Belmont Village utilizes the findings of Dr. Ercoli and other best in class research partners for the remediation of cognitive difficulties associated with aging and dementia. Belmont Village has developed programs and techniques to keep residents engaged in many of the mentally and socially stimulating activities that help foster and maintain wisdom. Such programs include tai chi, health-focused and research-based programming like Circle of Friends, a comprehensive therapeutic program to specifically address the needs and abilities of our residents with Mild Cognitive Impairment (MCI) and early-stage memory loss. Mind-Body Awareness is a holistic program that incorporates specific mental and physical workouts, creative and spiritual activities, and brain-friendly foods. These beneficial programs are encompassed in Belmont Village’s proprietary approach to Whole Brain Fitness.
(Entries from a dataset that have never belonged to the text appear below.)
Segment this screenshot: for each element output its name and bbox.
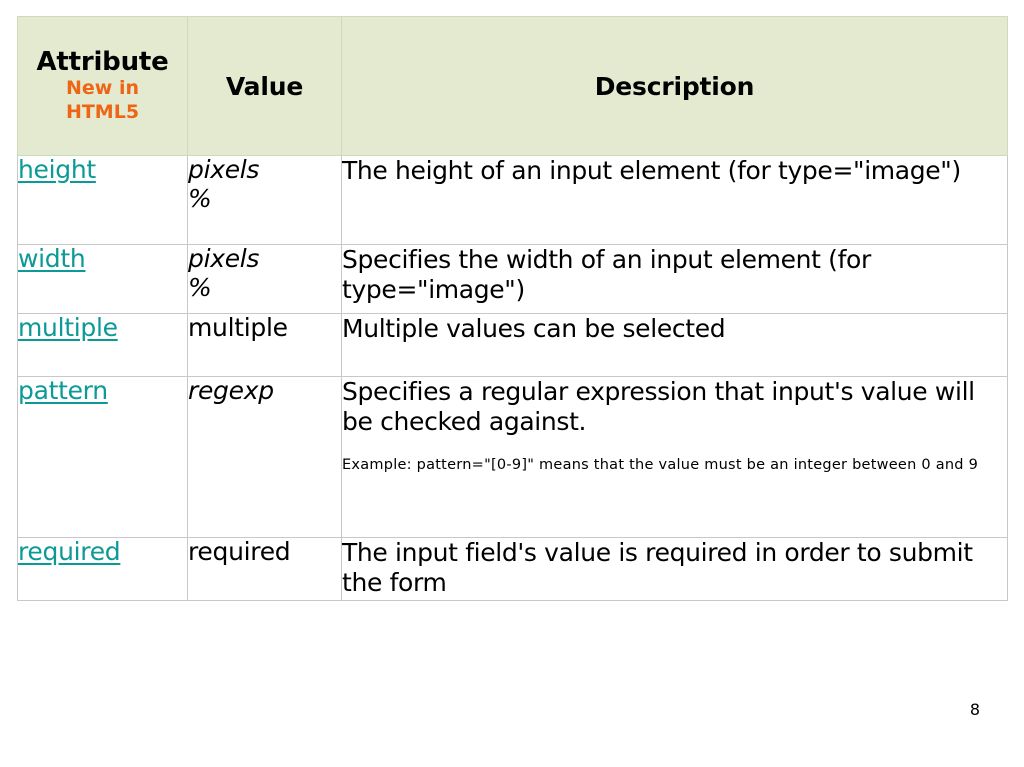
value-cell: pixels % bbox=[187, 244, 342, 314]
table-row: multiple multiple Multiple values can be… bbox=[17, 313, 1008, 377]
column-header-value: Value bbox=[187, 16, 342, 156]
attribute-cell: pattern bbox=[17, 376, 188, 538]
attribute-link-multiple[interactable]: multiple bbox=[18, 313, 118, 342]
attribute-cell: width bbox=[17, 244, 188, 314]
description-cell: Multiple values can be selected bbox=[341, 313, 1008, 377]
table-row: required required The input field's valu… bbox=[17, 537, 1008, 601]
attribute-cell: required bbox=[17, 537, 188, 601]
description-text: Multiple values can be selected bbox=[342, 314, 726, 343]
value-line: required bbox=[188, 537, 291, 566]
table-header-row: Attribute New in HTML5 Value Description bbox=[17, 16, 1008, 156]
description-example-text: Example: pattern="[0-9]" means that the … bbox=[342, 457, 979, 473]
value-line: regexp bbox=[188, 376, 274, 405]
description-cell: The height of an input element (for type… bbox=[341, 155, 1008, 245]
attribute-cell: height bbox=[17, 155, 188, 245]
value-cell: multiple bbox=[187, 313, 342, 377]
description-text: Specifies a regular expression that inpu… bbox=[342, 377, 975, 436]
column-header-attribute: Attribute New in HTML5 bbox=[17, 16, 188, 156]
table-header: Attribute New in HTML5 Value Description bbox=[17, 16, 1008, 156]
description-text: The height of an input element (for type… bbox=[342, 156, 961, 185]
attribute-link-height[interactable]: height bbox=[18, 155, 96, 184]
column-header-description-label: Description bbox=[594, 71, 755, 101]
value-line: % bbox=[188, 183, 212, 213]
value-line: % bbox=[188, 272, 212, 302]
table-body: height pixels % The height of an input e… bbox=[17, 155, 1008, 601]
table-row: pattern regexp Specifies a regular expre… bbox=[17, 376, 1008, 538]
attribute-cell: multiple bbox=[17, 313, 188, 377]
column-header-attribute-title: Attribute bbox=[36, 47, 169, 78]
page-number: 8 bbox=[969, 700, 980, 719]
value-line: pixels bbox=[188, 244, 260, 273]
column-header-description: Description bbox=[341, 16, 1008, 156]
column-header-attribute-badge-line1: New in bbox=[66, 77, 139, 100]
value-cell: required bbox=[187, 537, 342, 601]
table-row: height pixels % The height of an input e… bbox=[17, 155, 1008, 245]
column-header-attribute-badge-line2: HTML5 bbox=[65, 101, 140, 124]
description-cell: Specifies the width of an input element … bbox=[341, 244, 1008, 314]
attribute-link-pattern[interactable]: pattern bbox=[18, 376, 108, 405]
description-cell: The input field's value is required in o… bbox=[341, 537, 1008, 601]
description-cell: Specifies a regular expression that inpu… bbox=[341, 376, 1008, 538]
attribute-link-required[interactable]: required bbox=[18, 537, 121, 566]
html5-input-attributes-table: Attribute New in HTML5 Value Description… bbox=[17, 16, 1008, 601]
value-cell: regexp bbox=[187, 376, 342, 538]
column-header-value-label: Value bbox=[225, 71, 304, 101]
description-text: Specifies the width of an input element … bbox=[342, 245, 871, 304]
value-line: pixels bbox=[188, 155, 260, 184]
value-cell: pixels % bbox=[187, 155, 342, 245]
slide-canvas: Attribute New in HTML5 Value Description… bbox=[0, 0, 1024, 767]
value-line: multiple bbox=[188, 313, 288, 342]
table-row: width pixels % Specifies the width of an… bbox=[17, 244, 1008, 314]
attribute-link-width[interactable]: width bbox=[18, 244, 86, 273]
description-text: The input field's value is required in o… bbox=[342, 538, 973, 597]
“COVID-19 was isolating, and those living alone at home encountered bigger challenges with isolation than those living in community environments. I applaud Belmont Village for its focus on bringing people together, offering a high quality of life, and the ways in which it both programmatically and organically offers many cognitive training tools. Thank you for all you do for all your residents and for the community at large,” adds Dr. Ercoli.